Dal Decamerone agli Accademici maccheronici, tutte le storie più curiose sul piatto simbolo dell’Italia nel mondo

Tutti amano la pasta, tutti parlano di pasta. Ci sono racconti, aneddoti e curiosità semisconosciute sull’eccellenza Made in Italy che hanno origini lontane nel tempo, quando maccheroni e vermicelli iniziavano a fare capolino nelle abitudini alimentari dei nostri antenati. E allora quale migliore occasione di un piatto di pasta in tavola per sfoggiare le nostre conoscenze in materia davanti ai nostri ospiti? Ecco cinque curiosità sulla pasta che ci portano a spasso nella storia.

Casanova e le Accademie Maccheroniche – Poemetti e filastrocche sui maccheroni abbuffandosi di pasta. Siamo a Chioggia, nel 1700, e Giacomo Casanova scopre le Accademie Maccheroniche, circoli di poeti e letterati che si riuniscono a tavola per dar sfoggio delle loro abilità culturali. Queste sfide tra intellettuali non potevano che culminare davanti a succulenti piatti di maccheroni.

La pasta nel Decameron – Dici pasta e pensi a ozio e abbondanza. Lo sapeva bene Boccaccio già nel XIV secolo quando parla di pasta in una delle sue novelle ambientate “in una contrada che si chiamava Bengodi, nella quale si legano le vigne con le salsicce e avevasi un’oca a denaio e un papero giunta. Et eravi una montagna tutta di formaggio parmigiano grattugiato, sopra la quale stavan genti che niuna altra cosa facevan che far maccheroni e raviuoli e cuocergli in brodo di capponi, e poi gli gittavan quindi giù, e chi più ne pigliava più se n’aveva”.

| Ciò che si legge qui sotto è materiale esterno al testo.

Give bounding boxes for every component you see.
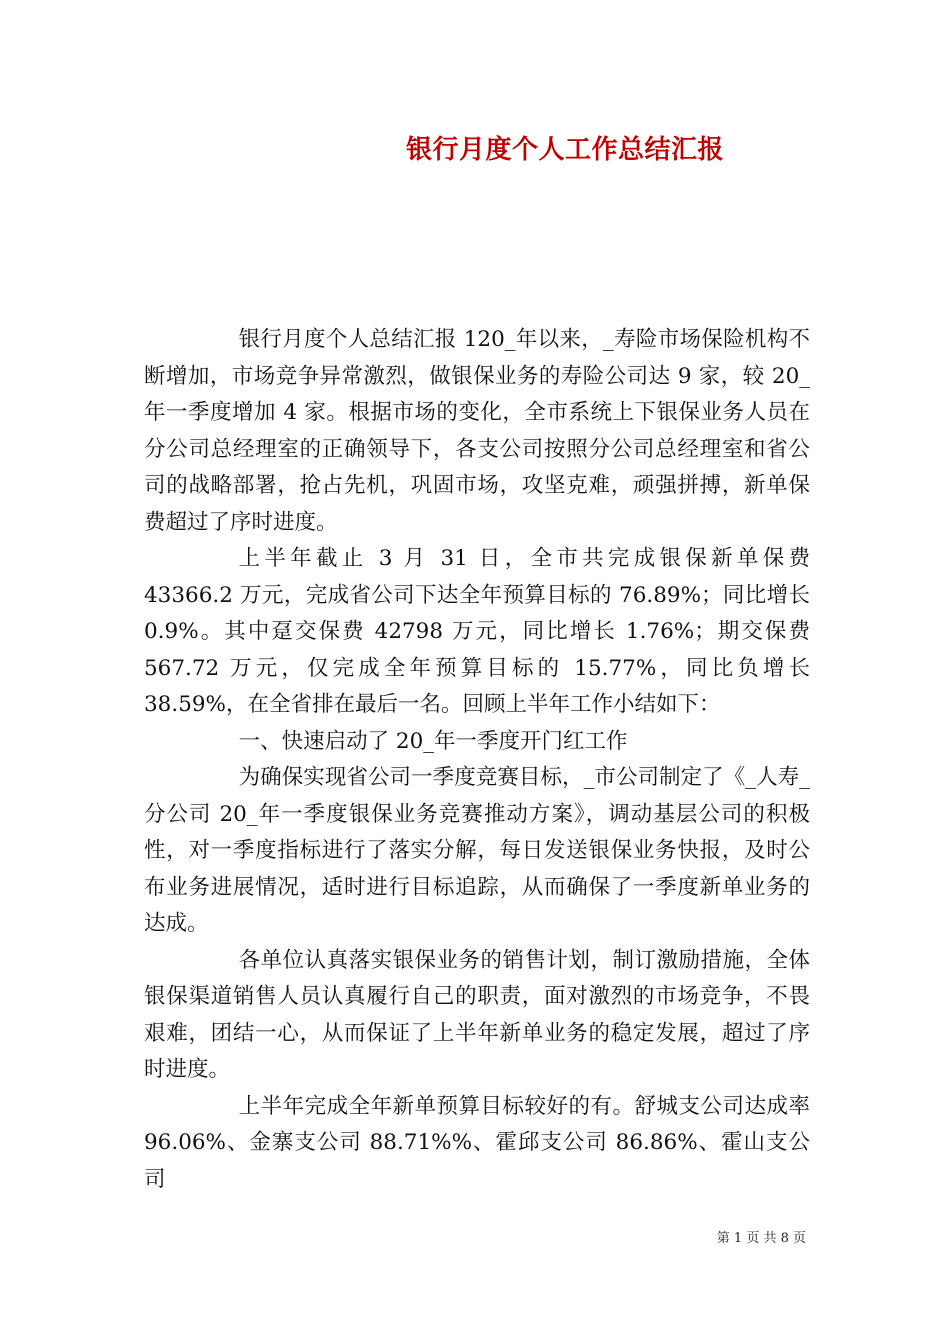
paragraph: 上半年完成全年新单预算目标较好的有。舒城支公司达成率 96.06%、金寨支公司 88.71%%、霍邱支公司 86.86%、霍山支公司 xyxy=(144,1093,810,1192)
page-number: 第 1 页 共 8 页 xyxy=(716,1231,806,1246)
paragraph: 为确保实现省公司一季度竞赛目标，_市公司制定了《_人寿_分公司 20_年一季度银保业务竞赛推动方案》，调动基层公司的积极性，对一季度指标进行了落实分解，每日发送银保业务快报，及时公布业务进展情况，适时进行目标追踪，从而确保了一季度新单业务的达成。 xyxy=(144,765,810,936)
document-body xyxy=(144,322,810,1198)
document-title: 银行月度个人工作总结汇报 xyxy=(405,135,724,165)
paragraph: 各单位认真落实银保业务的销售计划，制订激励措施，全体银保渠道销售人员认真履行自己的职责，面对激烈的市场竞争，不畏艰难，团结一心，从而保证了上半年新单业务的稳定发展，超过了序时进度。 xyxy=(144,947,810,1082)
paragraph: 银行月度个人总结汇报 120_年以来，_寿险市场保险机构不断增加，市场竞争异常激烈，做银保业务的寿险公司达 9 家，较 20_年一季度增加 4 家。根据市场的变化，全市系统上下银保业务人员在分公司总经理室的正确领导下，各支公司按照分公司总经理室和省公司的战略部署，抢占先机，巩固市场，攻坚克难，顽强拼搏，新单保费超过了序时进度。 xyxy=(144,327,810,535)
section-heading: 一、快速启动了 20_年一季度开门红工作 xyxy=(238,728,628,754)
paragraph: 上半年截止 3 月 31 日，全市共完成银保新单保费 43366.2 万元，完成省公司下达全年预算目标的 76.89%；同比增长 0.9%。其中趸交保费 42798 万元，同比增长 1.76%；期交保费 567.72 万元，仅完成全年预算目标的 15.77%，同比负增长 38.59%，在全省排在最后一名。回顾上半年工作小结如下： xyxy=(144,546,810,717)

Di tutte di più – Costanzo Felici è stato un botanico e naturalista italiano, vissuto nelle attuali Marche durante il Rinascimento, nel 1500. Erbe e verdure non erano la sua unica passione: Felici era molto attratto dalla pasta, in particolare dai suoi tanti formati. In uno dei suoi scritti si legge: “sentirai nelle cucine vari e diversi nomi, cioè lassagna, lassagnola, tirata, macaroni o cavadoli tirati in varie forme, strenghe, tagliatelli, vermicelli, granetti e altri poiché fa parte di quei cibi a base di cereali che connotano contemporaneamente la sussistenza e il piacere”.

Il formaggio napoletano d’Egitto – Saltiamo tre secoli e arriviamo al 1800. La pasta è ormai alimento stabile della tradizione nostrana, lo scrittore e romanziere Carlo Tito Dalbono ne è completamente affascinato, tanto da dedicarci alcune righe nei suoi racconti sulle tradizioni popolari. Dalbono è particolarmente attratto dalle taverne di Napoli, le cui tavolate sono affollate dal piatto clou per antonomasia, i maccheroni. «Le consuetudini delle ricche mense han dato a questo cibo svariati condimenti, ma il napolitano li mangia spesso col semplice formaggio bianco. Però di lato alla ampia fumante calda maccaronense è un ampio piattobianco, bacino o scafarea di bianco formaggio, nuova piramide d’Egitto, ornata dalla punta alla base di strisce nere fatte col pepe e sul culmine della quale spesso è posato un pomodoro o, in mancanza di questo, un fiore rosso».

God save pasta – Restiamo nel diciannovesimo secolo e ci spostiamo solo di qualche chilometro. Un giornalista di Londra viene inviato dal suo giornale, il Penny Magazine, a Gragnano per realizzare un reportage sugli stabilimenti di pasta. Il cronista inglese resta sbalordito di fronte al lavoro umano che c’è dietro la produzione della pasta: «Uno o più uomini o ragazzi siedono all’estremità del trave e imprimono alla leva il necessario moro alternativo, ora scendono col loro peso ora risalendo puntano i piedi sul terreno. In realtà non fanno altro che giocare all’altalena. Agli occhi dello straniero l’effetto prodotto da una grande fabbrica dove sono a lavoro parecchie di queste macchine e un buon numero di individui robusti, che saltano su e giù, ha in sé qualcosa di veramente comico».